*eyeing Racer X's minimum tread depth.*
So, today, I've fixed something about our household's work truck (that mid 90's S-10 you've seen before,) that I actually liked but couldn't live with, namely, way too much window tint.
You see, the back and side windows came decked out in ridiculously-dark but fairly well-applied limo tint. This is nice for a pickup in the South, in summer, but it's absolutely impossible to see out of at night f you live in the woods. So, today, I carefully sliced out a six-inch swath of it based on my finely-honed Pentaxian sense of angle-of view and other optics, as well as no particular need to inspect cargo in the middle of the night or be too worried about enemy fighters strafing me. This went quite well, so, me, a disinterested kittycat, and my heat gun teamed up on removing the not-so-dark but still damn near hazardous and non-street-legal windshield tint.
Happily, I found factory tint underneath and have very little residual glue to scrape off when I'm not out of light. (Plastic double-edged razor blades. Brilliant.
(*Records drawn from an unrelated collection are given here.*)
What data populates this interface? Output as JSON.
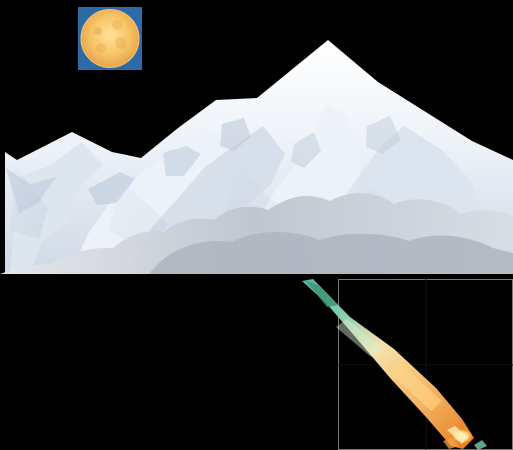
{
  "scene": {
    "background": "#000000",
    "icons": {
      "moon": "moon-icon",
      "mountain": "mountain-range-image",
      "meteor": "meteor-image",
      "panel": "grid-panel"
    },
    "colors": {
      "moon_bg": "#2f6aa8",
      "moon_core": "#f8c86a",
      "snow_light": "#f6f8fc",
      "snow_mid": "#d9e2ef",
      "snow_shadow": "#a8b6c8",
      "cloud": "#b6bcc6",
      "meteor_teal": "#5db89d",
      "meteor_orange": "#f39a39",
      "meteor_yellow": "#ffe7a0",
      "panel_border": "#7a7a7a",
      "panel_grid": "#111111"
    }
  }
}
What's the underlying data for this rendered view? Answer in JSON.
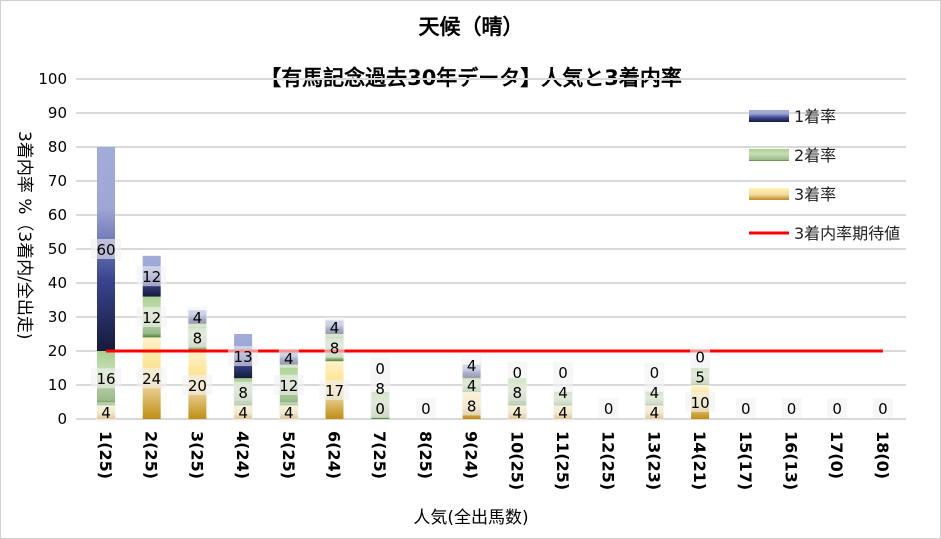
{
  "chart_data": {
    "type": "bar",
    "stacked": true,
    "title": "天候（晴）",
    "subtitle": "【有馬記念過去30年データ】人気と3着内率",
    "xlabel": "人気(全出馬数)",
    "ylabel": "3着内率 %（3着内/全出走)",
    "ylim": [
      0,
      100
    ],
    "yticks": [
      0,
      10,
      20,
      30,
      40,
      50,
      60,
      70,
      80,
      90,
      100
    ],
    "grid": true,
    "legend_position": "right",
    "categories": [
      "1(25)",
      "2(25)",
      "3(25)",
      "4(24)",
      "5(25)",
      "6(24)",
      "7(25)",
      "8(25)",
      "9(24)",
      "10(25)",
      "11(25)",
      "12(25)",
      "13(23)",
      "14(21)",
      "15(17)",
      "16(13)",
      "17(0)",
      "18(0)"
    ],
    "series": [
      {
        "name": "3着率",
        "color": "#c8961a",
        "values": [
          4,
          24,
          20,
          4,
          4,
          17,
          0,
          0,
          8,
          4,
          4,
          0,
          4,
          10,
          0,
          0,
          0,
          0
        ]
      },
      {
        "name": "2着率",
        "color": "#5a8a3c",
        "values": [
          16,
          12,
          8,
          8,
          12,
          8,
          8,
          0,
          4,
          8,
          4,
          0,
          4,
          5,
          0,
          0,
          0,
          0
        ]
      },
      {
        "name": "1着率",
        "color": "#2a3278",
        "values": [
          60,
          12,
          4,
          13,
          4,
          4,
          0,
          0,
          4,
          0,
          0,
          0,
          0,
          0,
          0,
          0,
          0,
          0
        ]
      }
    ],
    "reference_line": {
      "name": "3着内率期待値",
      "value": 20,
      "color": "#ff0000"
    }
  }
}
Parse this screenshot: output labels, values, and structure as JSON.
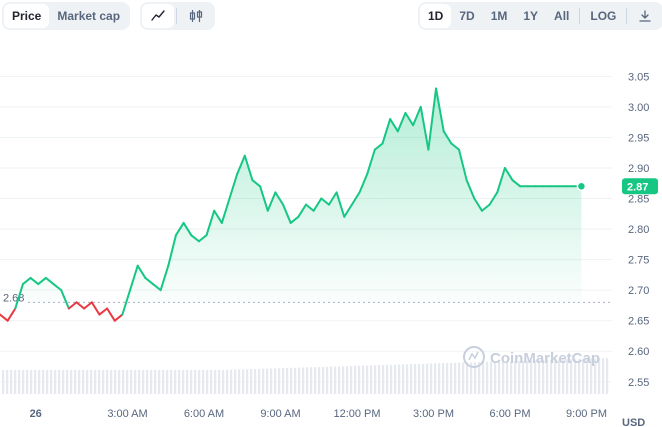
{
  "toolbar": {
    "mode_tabs": [
      {
        "label": "Price",
        "active": true
      },
      {
        "label": "Market cap",
        "active": false
      }
    ],
    "chart_type_icons": [
      {
        "name": "line-chart-icon",
        "active": true
      },
      {
        "name": "candlestick-icon",
        "active": false
      }
    ],
    "ranges": [
      {
        "label": "1D",
        "active": true
      },
      {
        "label": "7D",
        "active": false
      },
      {
        "label": "1M",
        "active": false
      },
      {
        "label": "1Y",
        "active": false
      },
      {
        "label": "All",
        "active": false
      }
    ],
    "log_label": "LOG",
    "download_icon": "download-icon"
  },
  "watermark": "CoinMarketCap",
  "colors": {
    "up": "#16c784",
    "down": "#ea3943",
    "accent": "#3861fb",
    "grid": "#eff2f5",
    "reference": "#a6b0c3"
  },
  "chart_data": {
    "type": "line",
    "reference_label": "2.68",
    "reference_value": 2.68,
    "current_label": "2.87",
    "current_value": 2.87,
    "y_ticks": [
      "3.05",
      "3.00",
      "2.95",
      "2.90",
      "2.85",
      "2.80",
      "2.75",
      "2.70",
      "2.65",
      "2.60",
      "2.55"
    ],
    "ylim": [
      2.53,
      3.08
    ],
    "x_ticks": [
      "26",
      "3:00 AM",
      "6:00 AM",
      "9:00 AM",
      "12:00 PM",
      "3:00 PM",
      "6:00 PM",
      "9:00 PM"
    ],
    "y_unit": "USD",
    "x": [
      0,
      0.3,
      0.6,
      0.9,
      1.2,
      1.5,
      1.8,
      2.1,
      2.4,
      2.7,
      3.0,
      3.3,
      3.6,
      3.9,
      4.2,
      4.5,
      4.8,
      5.1,
      5.4,
      5.7,
      6.0,
      6.3,
      6.6,
      6.9,
      7.2,
      7.5,
      7.8,
      8.1,
      8.4,
      8.7,
      9.0,
      9.3,
      9.6,
      9.9,
      10.2,
      10.5,
      10.8,
      11.1,
      11.4,
      11.7,
      12.0,
      12.3,
      12.6,
      12.9,
      13.2,
      13.5,
      13.8,
      14.1,
      14.4,
      14.7,
      15.0,
      15.3,
      15.6,
      15.9,
      16.2,
      16.5,
      16.8,
      17.1,
      17.4,
      17.7,
      18.0,
      18.3,
      18.6,
      18.9,
      19.2,
      19.5,
      19.8,
      20.1,
      20.4,
      20.7,
      21.0,
      21.3,
      21.6,
      21.9,
      22.2,
      22.5,
      22.8
    ],
    "values": [
      2.66,
      2.65,
      2.67,
      2.71,
      2.72,
      2.71,
      2.72,
      2.71,
      2.7,
      2.67,
      2.68,
      2.67,
      2.68,
      2.66,
      2.67,
      2.65,
      2.66,
      2.7,
      2.74,
      2.72,
      2.71,
      2.7,
      2.74,
      2.79,
      2.81,
      2.79,
      2.78,
      2.79,
      2.83,
      2.81,
      2.85,
      2.89,
      2.92,
      2.88,
      2.87,
      2.83,
      2.86,
      2.84,
      2.81,
      2.82,
      2.84,
      2.83,
      2.85,
      2.84,
      2.86,
      2.82,
      2.84,
      2.86,
      2.89,
      2.93,
      2.94,
      2.98,
      2.96,
      2.99,
      2.97,
      3.0,
      2.93,
      3.03,
      2.96,
      2.94,
      2.93,
      2.88,
      2.85,
      2.83,
      2.84,
      2.86,
      2.9,
      2.88,
      2.87,
      2.87,
      2.87,
      2.87,
      2.87,
      2.87,
      2.87,
      2.87,
      2.87
    ],
    "volume_visible": true
  }
}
My good friends in some 'Hey, let's make plastic razor blades!' factory, thanks.
)
(Edit: Also, everyone seems to agree my rear-window-tint-slicing actually looks real cool, even. I got some pics via a dodgy old Iphone thing that I'm presently emailing myself.
Here: It's actually what I call 'Probably a real good idea that someone less-arthritic-than-me-waiting-for a narrow weather window could make some bank on.' Really, really really darkens what you don't need to see through, clears up the rest. Beats compromise tints by a long ways. 8
Also, I'm considering applying some fender flares, probably made of rubber garden-edging, since the wheel arches came factory-drilled for something like that. Thoughts?